Achille Mbembe’s violent attack on Emmanuel Macron

0
526

Achille Mbembe’s violent attack on Emmanuel Macron

University of the Witwatersrand, Johannesburg, and the W.E.B. Dubois Research Institute for African and African American Research at Harvard University has responded. 

Africa’s « civilisational » challenge, its 7 to 8 children per woman, which does not allow the situation to be stabilised: Emmanuel Macron’s answer to a journalist asking him about a « Marshall Plan » for the African continent, on the occasion of the G20 in Hamburg, shocked. For Achille Mbembe, professor of history at the University of the Witwatersrand, Johannesburg, and at the W.E.B. Dubois Research Institute for African and African-American Research at Harvard University, the response was.

There was the suit business: « You don’t scare me with your T-shirts, the best way to afford a suit is to work. » « But I dream of working Mr Macron … All the unemployed want to work, » the striker replied.

An accident? That was before the election

Shortly afterwards, this definition of a railway station came straight out of the managerialist catechism and its division of the world into two camps, that of those who have succeeded and that of those who, having failed, have only themselves to blame: « A railway station is a place where you come across people who succeed and people who are nothing. Because it is a place where people pass by. Because it’s a place where you share.

There is something about Africa that prevents restraint
But as we know, Africa is the ultimate revealer. There is something about Africa that prevents restraint and encourages us to give free rein to our darkest impulses: « Oh no, the kwassa-kwassa is in Mayotte… But the kwassa-kwassa doesn’t fish much, it brings in Comorian fish, it’s different.

Or again: « In countries where there are still seven children per woman, you can spend billions of euros, you won’t stabilise anything. »

Words from a disciple of Paul Ricoeur? Unless we admit that the great thinker of history, memory and forgetting was a nanoracist.

In Politiques de l’inimitié*, nanoracism is defined as « that narcotic form of colour prejudice which is expressed in the seemingly insignificant gestures of everyday life, in the bend of a seemingly unconscious word, a joke, an allusion or insinuation, a slip of the tongue, a joke, an innuendo and, it must be said, a deliberate malice, a deliberate trampling or tackle, an obscure desire to stigmatise, and above all to do violence, to hurt and humiliate, to defile the one we do not consider to be one of us » (81-82).

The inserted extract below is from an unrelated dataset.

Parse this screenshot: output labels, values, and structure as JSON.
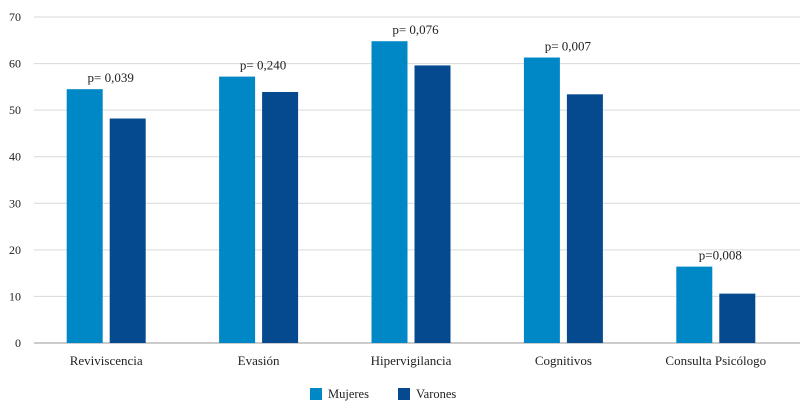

Since Paul Ricoeur was never a nanoracist, what is the point of these statements? What explains why, when confronted with the African fact, even the best minds lose their minds so easily? Is there anything we could do together to ensure that, as far as relations between Africa and France are concerned, the small window opened by the election of Macron means something other than the repetition of the same old thing, in these times of brutality, numbness and flaccid paralysis?

« Land of opportunity », for whom?
No, there is nothing to be done together if, for many, the Continent is nothing but a burden – a land of failed states, aborted democratic transitions, trafficking of all kinds (drugs, cultural goods, human beings and other rare species), irregular immigration, violent fundamentalism, terrorism, and uncontrolled demographic growth. The solution? More militarism.

No, there is not much to do together if for others (and sometimes the same ones), Africa is seen only as a ‘land of opportunity’. Opportunity for whom, indeed?

Like most of his predecessors, Macron is trying to reconcile the two strategic orientations that have governed Franco-African relations since colonial times: militarism and mercantilism.

He is impatient with those who question the existence of the franc zone: « If we don’t feel happy in the franc zone, we leave it and create our own currency as Mauritania and Madagascar have done.

He is right. But why do we always want to add a particle in front of these otherwise indecipherable signs: « du Comorien », « le Madagascar »?
Getting out of the swamp of militarism and commercialism
We want to believe that things are complex. We want to believe that in the cases we have just mentioned, it is nothing more than verbal indiscipline. But it could also be that these remarks are symptomatic of the intellectual vacuity and cynicism that has governed France’s African policy since the end of the Second World War.

We need to get out of the swamps of militarism and mercantilism if we want to relaunch a true Afro-French dialogue. The possibilities of this revival are there, outside the meanders of the Francophonie. As the work of the intellectuals gathered around the Dakar Workshops indicates, Africans are in the process of writing an Africa-World that is the antithesis of the clichés on which the vision of French and African elites is based. In France itself, French intellectuals are rewriting the world history of a country whose cultural borders go far beyond its geographical boundaries.

But such a dialogue needs one or two major concepts. The first is the reality of the planetarisation of the African question and the fact that, basically, part of the future of the planet is likely to be played out on this continent. The second is that humanity will only be able to truly face up to the new global challenges if it works together to bring about a civilisation of circulation.

If Macron were to speak in this language – rather than in the language of the billions of euros that should not be given to Africa because of « countries that give birth to seven children per woman » – he would be helping to open up new horizons for the whole world.